NEW YORK (Reuters) - U.S. stocks ended sharply higher on Thursday as economic data showed cooling inflation and a loosening labor market, fueling optimism that the Federal Reserve could be nearing the end of its aggressive interest rate hike cycle.

All three major U.S. stock indexes surged more than 1%, with interest rate sensitive megacaps including Apple Inc, Microsoft Corp and Amazon.com providing the most upside muscle and pushing the tech-heavy Nasdaq up nearly 2% to its biggest one-day percentage jump in nearly a month.

Data released before the bell showed a steeper-than-expected cooldown in producer prices and new claims for jobless benefits coming in above consensus. Both signal that the Fed's hawkish barrage of rate hikes, which began over a year ago, is working as intended.

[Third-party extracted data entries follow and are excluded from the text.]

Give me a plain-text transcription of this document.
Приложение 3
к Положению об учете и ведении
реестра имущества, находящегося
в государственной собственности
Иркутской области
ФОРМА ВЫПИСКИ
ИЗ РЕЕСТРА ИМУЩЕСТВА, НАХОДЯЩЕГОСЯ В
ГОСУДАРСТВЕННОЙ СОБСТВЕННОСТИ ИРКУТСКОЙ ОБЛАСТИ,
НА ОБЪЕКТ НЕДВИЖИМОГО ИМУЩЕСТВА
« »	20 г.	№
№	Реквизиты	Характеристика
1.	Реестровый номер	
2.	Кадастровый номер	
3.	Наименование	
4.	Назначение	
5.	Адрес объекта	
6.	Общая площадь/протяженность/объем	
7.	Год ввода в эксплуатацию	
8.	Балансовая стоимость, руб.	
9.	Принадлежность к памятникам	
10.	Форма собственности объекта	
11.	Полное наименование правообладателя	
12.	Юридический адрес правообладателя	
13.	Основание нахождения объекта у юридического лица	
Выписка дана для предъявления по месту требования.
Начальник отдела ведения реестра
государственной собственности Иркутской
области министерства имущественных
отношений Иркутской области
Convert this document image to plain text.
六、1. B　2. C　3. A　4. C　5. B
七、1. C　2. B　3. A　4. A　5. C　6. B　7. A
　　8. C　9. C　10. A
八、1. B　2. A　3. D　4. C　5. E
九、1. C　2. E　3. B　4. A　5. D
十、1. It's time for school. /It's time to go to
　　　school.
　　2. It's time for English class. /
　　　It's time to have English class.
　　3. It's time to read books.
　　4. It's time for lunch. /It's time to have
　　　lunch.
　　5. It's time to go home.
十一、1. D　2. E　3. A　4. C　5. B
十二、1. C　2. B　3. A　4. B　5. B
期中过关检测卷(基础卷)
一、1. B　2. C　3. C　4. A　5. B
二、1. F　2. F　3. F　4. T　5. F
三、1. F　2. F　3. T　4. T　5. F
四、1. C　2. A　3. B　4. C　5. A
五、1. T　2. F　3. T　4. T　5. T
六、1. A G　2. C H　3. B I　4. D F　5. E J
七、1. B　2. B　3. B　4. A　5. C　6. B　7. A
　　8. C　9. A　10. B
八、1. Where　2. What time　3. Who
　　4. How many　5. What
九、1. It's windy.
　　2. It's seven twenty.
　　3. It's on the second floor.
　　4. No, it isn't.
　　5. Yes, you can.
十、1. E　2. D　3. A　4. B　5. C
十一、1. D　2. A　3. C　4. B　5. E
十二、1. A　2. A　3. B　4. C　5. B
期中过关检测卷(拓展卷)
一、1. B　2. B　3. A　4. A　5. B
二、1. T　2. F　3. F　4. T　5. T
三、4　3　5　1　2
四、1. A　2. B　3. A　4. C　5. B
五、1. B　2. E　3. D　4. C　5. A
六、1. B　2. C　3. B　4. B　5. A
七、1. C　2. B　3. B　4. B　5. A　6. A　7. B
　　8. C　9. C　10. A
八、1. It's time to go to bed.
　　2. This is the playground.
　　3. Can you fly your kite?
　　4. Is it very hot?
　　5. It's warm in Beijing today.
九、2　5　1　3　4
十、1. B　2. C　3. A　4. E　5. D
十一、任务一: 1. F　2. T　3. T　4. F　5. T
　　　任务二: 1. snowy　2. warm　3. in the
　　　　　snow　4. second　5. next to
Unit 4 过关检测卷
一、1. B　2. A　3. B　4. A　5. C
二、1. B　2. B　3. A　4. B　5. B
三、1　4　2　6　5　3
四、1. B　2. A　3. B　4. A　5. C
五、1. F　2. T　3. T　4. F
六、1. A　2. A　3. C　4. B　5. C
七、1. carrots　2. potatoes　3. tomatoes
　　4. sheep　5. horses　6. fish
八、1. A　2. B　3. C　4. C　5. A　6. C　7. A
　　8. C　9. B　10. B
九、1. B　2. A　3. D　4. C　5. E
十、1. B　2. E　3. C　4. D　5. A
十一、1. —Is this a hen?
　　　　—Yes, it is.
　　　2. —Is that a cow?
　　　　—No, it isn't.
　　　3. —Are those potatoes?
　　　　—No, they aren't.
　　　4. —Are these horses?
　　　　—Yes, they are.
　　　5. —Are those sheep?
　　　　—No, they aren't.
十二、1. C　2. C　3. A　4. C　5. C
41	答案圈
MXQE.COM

The data comes on the heels of Wednesday's muted Consumer Price Index report, which cemented the likelihood of yet another 25 basis point rate hike at the conclusion of next month's Federal Open Market Committee policy meeting.

"Markets rallied today following the lower inflation data this morning, as it's still all about the Fed so it's really all about inflation," said David Carter, investment specialist at JPMorgan Private Bank in New York.

"Together with yesterday's muted CPI data, PPI is also suggesting some slowdown in inflation which could mean a quick end to Fed tightening."

Inflation https://www.reuters.com/graphics/USA-STOCKS/zgvobjjqdpd/inflation.png

Financial markets are pricing in a roughly one-in-three probability that the central bank will press the pause button and let the Fed funds target rate stand in the 4.75% to 5.00% range, according to CME's FedWatch tool.

Investor focus now shifts to first-quarter earnings season, which jumps into full swing on Friday when a trio of big banks, Citigroup, JPMorgan Chase & Co, Wells Fargo & Co report.

"Tomorrow's bank earnings could give insight into the strength of regional banks and future lending activity," Carter added. "It will be interesting to see what banks say tomorrow about future economic growth."

Analysts expect aggregate first-quarter S&P 500 earnings to come in 5.2% below the year-ago quarter, a stark reversal from the 1.4% year-on-year growth seen at the beginning of the quarter, according to Refinitiv.

The Dow Jones Industrial Average rose 383.19 points, or 1.14%, to 34,029.69; the S&P 500 gained 54.27 points, or 1.33%, at 4,146.22; and the Nasdaq Composite added 236.94 points, or 1.99%, at 12,166.27.

Among the 11 major sectors of the S&P 500, all but real estate ended the session higher, with communication services and consumer discretionary enjoying the largest gains, both jumping 2.3%.

Delta Air Lines Inc shares fell 1.1% following the company's first-quarter profit miss.

Shares of Harley-Davidson Inc slid 1.7% after the motorcycle maker announced Chief Financial Officer Gina Goetter was leaving the company at the end of April.

Groupon Inc jumped 4.0% after the company appointed Jiri Ponrt to succeed Damien Schmitz as chief financial officer.

Netflix Inc rose 4.6% after Wedbush said the streaming platform's revenue growth of new subscribers could drive up profitability.

Advancing issues outnumbered decliners on the NYSE by a 2.71-to-1 ratio; on Nasdaq, a 2.55-to-1 ratio favored advancers.

The S&P 500 posted 12 new 52-week highs and one new low; the Nasdaq Composite recorded 69 new highs and 140 new lows.

Volume on U.S. exchanges was 10.40 billion shares, compared with the 11.51 billion average over the last 20 trading days.